图1: AltDiffusion示意图 (Fig.1: illustrate for AltDiffusion)
In the first stage, we trained the model using LAION 5B-en(2.32B) from
LAION 5B
and filtered LAION 5B-multi(1.8B) data for the 18 languages. In the second stage, we trained the model using LAION Aesthetics V1-en(52M) from
LAION Aesthetics V1
and filtered LAION Aesthetics V1-multi(46M) data for the 18 languages.

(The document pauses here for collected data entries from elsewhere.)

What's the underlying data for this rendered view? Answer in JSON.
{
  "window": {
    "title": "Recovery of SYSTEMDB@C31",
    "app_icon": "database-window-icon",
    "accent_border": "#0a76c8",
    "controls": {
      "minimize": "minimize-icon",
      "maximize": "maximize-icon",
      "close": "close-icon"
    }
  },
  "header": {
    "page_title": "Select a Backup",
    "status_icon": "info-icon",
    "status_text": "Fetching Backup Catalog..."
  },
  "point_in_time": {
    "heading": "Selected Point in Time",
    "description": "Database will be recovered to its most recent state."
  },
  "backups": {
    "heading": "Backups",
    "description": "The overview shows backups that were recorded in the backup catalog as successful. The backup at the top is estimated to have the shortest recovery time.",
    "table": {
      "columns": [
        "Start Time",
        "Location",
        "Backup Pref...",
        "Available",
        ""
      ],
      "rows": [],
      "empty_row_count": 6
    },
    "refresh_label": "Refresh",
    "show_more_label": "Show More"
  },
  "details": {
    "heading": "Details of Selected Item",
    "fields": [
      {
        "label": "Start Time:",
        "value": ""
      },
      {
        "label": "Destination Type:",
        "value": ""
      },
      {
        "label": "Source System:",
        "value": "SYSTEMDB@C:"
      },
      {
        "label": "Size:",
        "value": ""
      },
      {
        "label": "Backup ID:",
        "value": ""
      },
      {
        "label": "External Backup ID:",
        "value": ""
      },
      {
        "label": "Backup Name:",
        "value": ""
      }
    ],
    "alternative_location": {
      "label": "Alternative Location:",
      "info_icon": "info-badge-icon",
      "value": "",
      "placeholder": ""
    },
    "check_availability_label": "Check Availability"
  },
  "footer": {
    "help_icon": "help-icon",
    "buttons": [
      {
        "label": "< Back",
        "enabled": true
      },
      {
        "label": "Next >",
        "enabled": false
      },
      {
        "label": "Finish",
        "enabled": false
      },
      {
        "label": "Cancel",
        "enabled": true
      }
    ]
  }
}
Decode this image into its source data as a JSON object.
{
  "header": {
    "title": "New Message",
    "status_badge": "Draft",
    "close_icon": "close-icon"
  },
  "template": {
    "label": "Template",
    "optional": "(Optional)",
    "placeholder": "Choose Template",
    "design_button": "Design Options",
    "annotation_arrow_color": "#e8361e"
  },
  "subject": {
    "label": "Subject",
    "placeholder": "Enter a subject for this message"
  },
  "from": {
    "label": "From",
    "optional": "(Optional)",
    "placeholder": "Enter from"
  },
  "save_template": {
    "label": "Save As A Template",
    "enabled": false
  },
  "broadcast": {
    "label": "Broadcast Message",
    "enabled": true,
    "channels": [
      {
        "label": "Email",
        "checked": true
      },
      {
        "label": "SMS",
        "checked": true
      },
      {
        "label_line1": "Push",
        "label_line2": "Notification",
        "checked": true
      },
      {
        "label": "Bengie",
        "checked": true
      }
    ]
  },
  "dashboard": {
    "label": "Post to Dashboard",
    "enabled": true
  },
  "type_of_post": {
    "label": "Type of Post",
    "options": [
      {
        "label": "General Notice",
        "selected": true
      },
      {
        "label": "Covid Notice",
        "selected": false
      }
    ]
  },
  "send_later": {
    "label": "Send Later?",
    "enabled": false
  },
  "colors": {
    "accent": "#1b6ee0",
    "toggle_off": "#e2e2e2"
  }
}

The first stage involved using the SD v2.1 512-base-ema checkpoint to initialize all parameters except for the language model, with a batch size of 3072 and a resolution of 256x256 for training on LAION2B en and LAION2Bmulti for 330k steps over approximately 8 days. In the second stage, training began from the 330k step checkpoint, with a batch size of 3840 on LAION Aesthetics V1-en and V1-multi, and training for 270k steps with a resolution of 512x512, taking around 7 days. Training then continued from the 270k step checkpoint for another 150k steps, with 10% of the text randomly discarded for classifierfree guidance learning, taking approximately 4 days. The teacher model of AltCLIP is OpenCLIP ViT-H-14(version is ”laion2b s32b b79k”). The pretrained Stable Diffusion
checkpoint we used is SD v2.1 512-base-ema. We also use Xformer and Efficient Attention to save memory use and speed up training. The decay of EMA is 0.9999.
@misc{ye2023altdiffusion,
title={AltDiffusion: A Multilingual Text-to-Image Diffusion Model},
author={Fulong Ye and Guang Liu and Xinya Wu and Ledell Wu},
year={2023},
eprint={2308.09991},
archivePrefix={arXiv},
primaryClass={cs.CV}
}
许可/License
该模型通过
CreativeML Open RAIL-M license
获得许可。作者对您生成的输出不主张任何权利,您可以自由使用它们并对它们的使用负责,不得违反本许可中的规定。该许可证禁止您分享任何违反任何法律、对他人造成伤害、传播任何可能造成伤害的个人信息、传播错误信息和针对弱势群体的任何内容。您可以出于商业目的修改和使用模型,但必须包含相同使用限制的副本。有关限制的完整列表,请
阅读许可证
。
The model is licensed with a
CreativeML Open RAIL-M license
. The authors claim no rights on the outputs you generate, you are free to use them and are accountable for their use which must not go against the provisions set in this license. The license forbids you from sharing any content that violates any laws, produce any harm to a person, disseminate any personal information that would be meant for harm, spread misinformation and target vulnerable groups. You can modify and use the model for commercial purposes, but a copy of the same use restrictions must be included. For the full list of restrictions please
read the license
.
Runs of BAAI AltDiffusion-m18 on huggingface.co
54
Total runs
-1
24-hour runs
19
3-day runs
20
7-day runs
35
30-day runs
More Information About AltDiffusion-m18 huggingface.co Model
AltDiffusion-m18 huggingface.co
AltDiffusion-m18 huggingface.co is an AI model on huggingface.co that provides AltDiffusion-m18's model effect (), which can be used instantly with this BAAI AltDiffusion-m18 model. huggingface.co supports a free trial of the AltDiffusion-m18 model, and also provides paid use of the AltDiffusion-m18. Support call AltDiffusion-m18 model through api, including Node.js, Python, http.
AltDiffusion-m18 huggingface.co is an online trial and call api platform, which integrates AltDiffusion-m18's modeling effects, including api services, and provides a free online trial of AltDiffusion-m18, you can try AltDiffusion-m18 online for free by clicking the link below.
BAAI AltDiffusion-m18 online free url in huggingface.co:
AltDiffusion-m18 is an open source model from GitHub that offers a free installation service, and any user can find AltDiffusion-m18 on GitHub to install. At the same time, huggingface.co provides the effect of AltDiffusion-m18 install, users can directly use AltDiffusion-m18 installed effect in huggingface.co for debugging and trial. It also supports api for free installation.